Five ways to monitor and control AWS cloud costs
Many IT teams find that their AWS cloud costs grow less efficient as “clutter” builds up in their accounts. The good news is that both AWS and a small army of third party providers have developed tools to help engineers discover the cause(s) of these inefficiencies.
While there are several “easier” fixes, such as Reserved Instances and eliminating unused resources, the real issue is usually far more complex. Unplanned costs are frequently the result of nonstandard deployments that come from an unclear or absent development processes, poor organisation, or the absence of automated deployment and configuration tools.
Controlling AWS costs is no simple task in enterprises with highly distributed teams, unpredictable legacy applications, and complex lines of dependency. Here are some strategies Logicworks engineers use to keep our clients’ costs down:
1. Cloudcheckr and Trusted Advisor
The first step in controlling AWS costs is to gather historical cost/usage data and set up an interface where this data can be viewed easily.

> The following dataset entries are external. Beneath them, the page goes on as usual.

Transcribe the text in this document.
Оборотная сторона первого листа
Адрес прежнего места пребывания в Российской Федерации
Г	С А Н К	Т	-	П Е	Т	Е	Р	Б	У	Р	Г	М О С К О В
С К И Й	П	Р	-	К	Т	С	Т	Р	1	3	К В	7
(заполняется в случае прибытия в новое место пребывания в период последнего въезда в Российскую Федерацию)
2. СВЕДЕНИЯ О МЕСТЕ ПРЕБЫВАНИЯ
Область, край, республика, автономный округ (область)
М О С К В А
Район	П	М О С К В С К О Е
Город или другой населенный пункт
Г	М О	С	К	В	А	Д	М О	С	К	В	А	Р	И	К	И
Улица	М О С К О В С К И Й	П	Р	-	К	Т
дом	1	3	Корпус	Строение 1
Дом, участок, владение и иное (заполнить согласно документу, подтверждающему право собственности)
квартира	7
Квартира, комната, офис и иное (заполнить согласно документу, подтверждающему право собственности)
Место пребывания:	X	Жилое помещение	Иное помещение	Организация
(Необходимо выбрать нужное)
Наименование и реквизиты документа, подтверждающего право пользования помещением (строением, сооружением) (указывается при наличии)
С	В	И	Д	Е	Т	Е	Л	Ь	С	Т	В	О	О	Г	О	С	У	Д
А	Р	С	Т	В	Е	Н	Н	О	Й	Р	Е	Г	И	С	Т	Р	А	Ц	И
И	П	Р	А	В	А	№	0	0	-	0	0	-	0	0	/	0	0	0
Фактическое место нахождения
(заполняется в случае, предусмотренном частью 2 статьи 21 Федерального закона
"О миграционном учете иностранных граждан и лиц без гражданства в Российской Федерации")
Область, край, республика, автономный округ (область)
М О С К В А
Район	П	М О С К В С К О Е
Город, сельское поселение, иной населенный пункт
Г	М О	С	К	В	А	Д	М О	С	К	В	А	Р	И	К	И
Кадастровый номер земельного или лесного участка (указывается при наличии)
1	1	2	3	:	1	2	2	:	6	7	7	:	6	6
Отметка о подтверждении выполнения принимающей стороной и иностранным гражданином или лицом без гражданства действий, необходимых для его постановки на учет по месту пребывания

There are many third party and native AWS resources that provide consolidated monitoring as well as recommendations for potential cost saving, using tools like scheduled runtime and parking calendars to take advantage of the best prices for On-Demand instances.
Cloudcheckr is a sophisticated cloud management tool that is especially useful in enforcing standard policies and alerting developers if any resources are launched outside of that configuration. It also has features like cost heat maps and detailed billing analysis to give managers full visibility into their environments. When unusual costs appear in an AWS bill, Cloudcheckr is the first place to look.
Trusted Advisor is a native AWS resource available with Business-level support. TA’s primary function is to recommend cost savings opportunities and like Cloudcheckr, it also provides availability, security, and fault tolerance recommendations. Even simple tunings in CPU usage and provisioned IOPS can add up to significant savings; Oscar Health recently reported that it saw 20% savings after using Trusted Advisor for just one hour.
Last year, Amazon also launched the Cost Explorer tool, a simple graphical interface displaying the most common cost queries: monthly cost by service, monthly cost by linked account, and daily spend. This level of detail might be suitable for upper management and finance teams, as it does not have particularly specific technological data.
2. Reserved instances
The most obvious way to control compute cost is to purchase reserved EC2 instances for the period of one or three years, either paid all upfront, partially upfront, or none upfront. Customers can see savings of over 50% on reserved instances vs. on-demand instances.
However, reserved instances have several complications. First, it is not a simple matter to predict one or three years of usage when an enterprise has been on AWS for the same amount of time or less; secondly, businesses that are attracted to the pay-as-you-go cloud model are wary of capital costs that harken back to long-term contracts and sunk costs. It can also be difficult to find extra capacity of certain instance types on the marketplace, and enterprises might find this a complicated and costly procedure in any case.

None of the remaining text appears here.